Repairs were still being made late Tuesday afternoon on the ride that partially collapsed at the Kern County Fair on Saturday, leaving riders hanging mid-air.
Officials with Butler Amusements say they had to wait for some parts that came in Tuesday afternoon for the "Spin Out" ride. Things had to be fixed after Saturday's malfunction on the ride.
The "Spin Out" is almost ready to go," said Lance Moyer, Chief Operations Officer for Butler Amusements. "As a precautionary measure we put new bolts on everything in case the bolts were stretched. They came in this afternoon, and we are putting them on and we anticipate opening this evening."

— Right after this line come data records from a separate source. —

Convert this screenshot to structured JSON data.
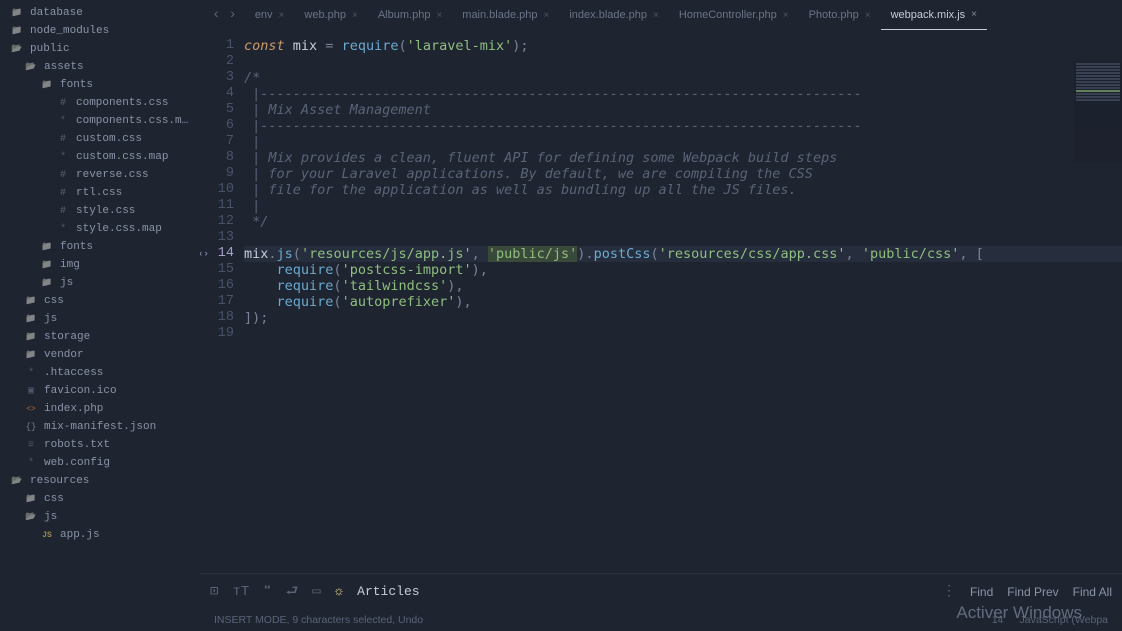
{
  "sidebar": {
    "items": [
      {
        "label": "database",
        "indent": 0,
        "icon": "folder-icon"
      },
      {
        "label": "node_modules",
        "indent": 0,
        "icon": "folder-icon"
      },
      {
        "label": "public",
        "indent": 0,
        "icon": "folder-open-icon"
      },
      {
        "label": "assets",
        "indent": 1,
        "icon": "folder-open-icon"
      },
      {
        "label": "fonts",
        "indent": 2,
        "icon": "folder-icon"
      },
      {
        "label": "components.css",
        "indent": 3,
        "icon": "css-icon"
      },
      {
        "label": "components.css.map",
        "indent": 3,
        "icon": "gear-icon"
      },
      {
        "label": "custom.css",
        "indent": 3,
        "icon": "css-icon"
      },
      {
        "label": "custom.css.map",
        "indent": 3,
        "icon": "gear-icon"
      },
      {
        "label": "reverse.css",
        "indent": 3,
        "icon": "css-icon"
      },
      {
        "label": "rtl.css",
        "indent": 3,
        "icon": "css-icon"
      },
      {
        "label": "style.css",
        "indent": 3,
        "icon": "css-icon"
      },
      {
        "label": "style.css.map",
        "indent": 3,
        "icon": "gear-icon"
      },
      {
        "label": "fonts",
        "indent": 2,
        "icon": "folder-icon"
      },
      {
        "label": "img",
        "indent": 2,
        "icon": "folder-icon"
      },
      {
        "label": "js",
        "indent": 2,
        "icon": "folder-icon"
      },
      {
        "label": "css",
        "indent": 1,
        "icon": "folder-icon"
      },
      {
        "label": "js",
        "indent": 1,
        "icon": "folder-icon"
      },
      {
        "label": "storage",
        "indent": 1,
        "icon": "folder-icon"
      },
      {
        "label": "vendor",
        "indent": 1,
        "icon": "folder-icon"
      },
      {
        "label": ".htaccess",
        "indent": 1,
        "icon": "gear-icon"
      },
      {
        "label": "favicon.ico",
        "indent": 1,
        "icon": "img-icon"
      },
      {
        "label": "index.php",
        "indent": 1,
        "icon": "html-icon"
      },
      {
        "label": "mix-manifest.json",
        "indent": 1,
        "icon": "json-icon"
      },
      {
        "label": "robots.txt",
        "indent": 1,
        "icon": "doc-icon"
      },
      {
        "label": "web.config",
        "indent": 1,
        "icon": "gear-icon"
      },
      {
        "label": "resources",
        "indent": 0,
        "icon": "folder-open-icon"
      },
      {
        "label": "css",
        "indent": 1,
        "icon": "folder-icon"
      },
      {
        "label": "js",
        "indent": 1,
        "icon": "folder-open-icon"
      },
      {
        "label": "app.js",
        "indent": 2,
        "icon": "js-icon"
      }
    ]
  },
  "tabs": [
    {
      "label": "env",
      "active": false
    },
    {
      "label": "web.php",
      "active": false
    },
    {
      "label": "Album.php",
      "active": false
    },
    {
      "label": "main.blade.php",
      "active": false
    },
    {
      "label": "index.blade.php",
      "active": false
    },
    {
      "label": "HomeController.php",
      "active": false
    },
    {
      "label": "Photo.php",
      "active": false
    },
    {
      "label": "webpack.mix.js",
      "active": true
    }
  ],
  "code": {
    "lines": [
      {
        "n": 1,
        "tokens": [
          [
            "kw",
            "const "
          ],
          [
            "ident",
            "mix"
          ],
          [
            "punct",
            " = "
          ],
          [
            "fn",
            "require"
          ],
          [
            "punct",
            "("
          ],
          [
            "str",
            "'laravel-mix'"
          ],
          [
            "punct",
            ");"
          ]
        ]
      },
      {
        "n": 2,
        "tokens": []
      },
      {
        "n": 3,
        "tokens": [
          [
            "comment",
            "/*"
          ]
        ]
      },
      {
        "n": 4,
        "tokens": [
          [
            "comment",
            " |--------------------------------------------------------------------------"
          ]
        ]
      },
      {
        "n": 5,
        "tokens": [
          [
            "comment",
            " | Mix Asset Management"
          ]
        ]
      },
      {
        "n": 6,
        "tokens": [
          [
            "comment",
            " |--------------------------------------------------------------------------"
          ]
        ]
      },
      {
        "n": 7,
        "tokens": [
          [
            "comment",
            " |"
          ]
        ]
      },
      {
        "n": 8,
        "tokens": [
          [
            "comment",
            " | Mix provides a clean, fluent API for defining some Webpack build steps"
          ]
        ]
      },
      {
        "n": 9,
        "tokens": [
          [
            "comment",
            " | for your Laravel applications. By default, we are compiling the CSS"
          ]
        ]
      },
      {
        "n": 10,
        "tokens": [
          [
            "comment",
            " | file for the application as well as bundling up all the JS files."
          ]
        ]
      },
      {
        "n": 11,
        "tokens": [
          [
            "comment",
            " |"
          ]
        ]
      },
      {
        "n": 12,
        "tokens": [
          [
            "comment",
            " */"
          ]
        ]
      },
      {
        "n": 13,
        "tokens": []
      },
      {
        "n": 14,
        "current": true,
        "tokens": [
          [
            "ident",
            "mix"
          ],
          [
            "punct",
            "."
          ],
          [
            "fn",
            "js"
          ],
          [
            "punct",
            "("
          ],
          [
            "str",
            "'resources/js/app.js'"
          ],
          [
            "punct",
            ", "
          ],
          [
            "str selected",
            "'public/js'"
          ],
          [
            "punct",
            ")."
          ],
          [
            "fn",
            "postCss"
          ],
          [
            "punct",
            "("
          ],
          [
            "str",
            "'resources/css/app.css'"
          ],
          [
            "punct",
            ", "
          ],
          [
            "str",
            "'public/css'"
          ],
          [
            "punct",
            ", ["
          ]
        ]
      },
      {
        "n": 15,
        "tokens": [
          [
            "punct",
            "    "
          ],
          [
            "fn",
            "require"
          ],
          [
            "punct",
            "("
          ],
          [
            "str",
            "'postcss-import'"
          ],
          [
            "punct",
            "),"
          ]
        ]
      },
      {
        "n": 16,
        "tokens": [
          [
            "punct",
            "    "
          ],
          [
            "fn",
            "require"
          ],
          [
            "punct",
            "("
          ],
          [
            "str",
            "'tailwindcss'"
          ],
          [
            "punct",
            "),"
          ]
        ]
      },
      {
        "n": 17,
        "tokens": [
          [
            "punct",
            "    "
          ],
          [
            "fn",
            "require"
          ],
          [
            "punct",
            "("
          ],
          [
            "str",
            "'autoprefixer'"
          ],
          [
            "punct",
            "),"
          ]
        ]
      },
      {
        "n": 18,
        "tokens": [
          [
            "punct",
            "]);"
          ]
        ]
      },
      {
        "n": 19,
        "tokens": []
      }
    ]
  },
  "find": {
    "label": "Articles",
    "find_btn": "Find",
    "prev_btn": "Find Prev",
    "all_btn": "Find All"
  },
  "status": {
    "left": "INSERT MODE, 9 characters selected, Undo",
    "pos": "14",
    "lang": "JavaScript (Webpa"
  },
  "watermark": "Activer Windows"
}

Butler Amusements operates the Kern County Fair rides now and has for the past dozen years. They say "Spin Out's" emergency shut-off worked as programmed during Saturday's accident. And, they've since replaced the failed blocking.
Cal-OSHA inspects each traveling ride annually. That requirement began after the 1967 Kern County Fair, when 17-year-old Kaye Lynn Melton was thrown from what, her sister says, was a faulty door on a ride and killed.
"She wasn't probably gone half hour from that and they started the ride back up again. So, they didn't even close the ride down. They just kept going," explained Glenda Lee, Melton's surviving sister. "I think everybody should be careful with what they want to get on or not. But, I think a fair ride is a lot more dangerous because they do have to move it around a lot."
Cal-OSHA records show no previous problems with the "Spin Out" at the fair. And, after a few days of fixes, Butler Amusements assures it will be 100% once it reopens.
"You know it's a good, safe ride, and I wouldn't hesitate to put my children on it," said Moyer.
Cal-OSHA is still investigating Saturday's incident. Ride operators also inspect traveling rides every time they are torn apart and put back together. And, Butler Amusements says they have one of the best safety records around.